I will keep looking for a definite answer, and if I cannot find one will email ASX.
Currently studying VSA and Wyckoff and would like to be able to factor in the market maker when studying the charts.


Thanks


----------



## cutz (30 September 2017)

Triple B said:


> Hello.
> 
> Does anybody know if the ASX uses Market Makers for ordinary Share Markets ?
> According to their website , they use them for Bonds ,ETOs,ETPs, Index derivatives,Interest rate derivatives and energy derivatives.
> ...




Not on ordinary stocks.


----------



## Triple B (30 September 2017)

Ok Thanks. 
How do you know this?
Would explain the lack of liquidity that I sometimes see lamented here possibly?


----------



## cutz (30 September 2017)

Triple B said:


> Ok Thanks.
> How do you know this?
> Would explain the lack of liquidity that I sometimes see lamented here possibly?




Common knowledge.

Which stock are you looking at ?


----------



## Triple B (30 September 2017)

cutz said:


> Common knowledge.
> 
> Which stock are you looking at ?



None specifically.

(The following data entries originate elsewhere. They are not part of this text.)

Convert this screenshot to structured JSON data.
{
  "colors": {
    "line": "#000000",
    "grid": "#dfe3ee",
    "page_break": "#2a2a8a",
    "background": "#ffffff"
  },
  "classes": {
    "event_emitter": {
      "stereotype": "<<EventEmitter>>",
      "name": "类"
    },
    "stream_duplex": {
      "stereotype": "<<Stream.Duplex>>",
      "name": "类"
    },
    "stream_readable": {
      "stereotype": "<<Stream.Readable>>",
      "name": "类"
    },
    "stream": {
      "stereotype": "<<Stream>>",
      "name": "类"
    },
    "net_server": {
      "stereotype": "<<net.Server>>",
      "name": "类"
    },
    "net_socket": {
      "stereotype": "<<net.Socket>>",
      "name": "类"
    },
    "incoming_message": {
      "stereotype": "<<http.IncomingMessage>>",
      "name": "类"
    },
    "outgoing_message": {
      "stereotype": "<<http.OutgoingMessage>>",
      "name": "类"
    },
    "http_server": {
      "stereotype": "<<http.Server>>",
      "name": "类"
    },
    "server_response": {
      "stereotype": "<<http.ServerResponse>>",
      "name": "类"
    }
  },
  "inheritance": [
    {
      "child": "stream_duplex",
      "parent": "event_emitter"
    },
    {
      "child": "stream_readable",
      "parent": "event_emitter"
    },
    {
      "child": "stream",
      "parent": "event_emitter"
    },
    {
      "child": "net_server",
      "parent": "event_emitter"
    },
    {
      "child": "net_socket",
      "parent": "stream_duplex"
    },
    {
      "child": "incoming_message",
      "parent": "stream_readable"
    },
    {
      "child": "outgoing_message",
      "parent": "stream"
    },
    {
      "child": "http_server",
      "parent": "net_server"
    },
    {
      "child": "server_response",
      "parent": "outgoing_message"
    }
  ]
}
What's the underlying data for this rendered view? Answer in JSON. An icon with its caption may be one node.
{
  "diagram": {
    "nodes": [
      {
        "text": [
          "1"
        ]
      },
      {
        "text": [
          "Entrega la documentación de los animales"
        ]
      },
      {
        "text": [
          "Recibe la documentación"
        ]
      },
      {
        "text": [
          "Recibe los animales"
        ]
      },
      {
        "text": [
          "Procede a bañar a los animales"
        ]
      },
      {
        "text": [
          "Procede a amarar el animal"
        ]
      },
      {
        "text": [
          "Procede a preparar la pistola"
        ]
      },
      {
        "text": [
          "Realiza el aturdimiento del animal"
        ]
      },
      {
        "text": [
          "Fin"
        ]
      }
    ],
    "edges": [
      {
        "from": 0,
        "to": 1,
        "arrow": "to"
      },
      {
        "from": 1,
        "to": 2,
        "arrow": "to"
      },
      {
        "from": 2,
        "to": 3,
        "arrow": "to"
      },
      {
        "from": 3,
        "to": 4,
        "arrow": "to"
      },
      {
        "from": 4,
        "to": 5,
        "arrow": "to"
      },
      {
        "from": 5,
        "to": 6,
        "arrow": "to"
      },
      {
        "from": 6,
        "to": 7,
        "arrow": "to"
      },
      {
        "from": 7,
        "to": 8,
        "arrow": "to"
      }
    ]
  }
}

Asx 200.
currently paper trades ,  but find the large volume bearish bars interesting.
I will be researching   a bit  further.
Thanks for the replies


----------



## Triple B (1 October 2017)

Triple B said:


> None specifically. Asx 200.
> currently paper trades ,  but find the large volume bearish bars interesting.
> I will be researching   a bit  further.
> Thanks for the replies




I have CSR on paper..


My most profitable so far.
The First large bear bar is the one that looks like a market maker has absorbed the selling.Providing liquidity
Then the Big money buying in the trading range.
Then market maker is last to distribute at or above $4.80
But if no MM then must be Smart/Big Money buying on markdown. Who else would buy a falling stock on big vol?


----------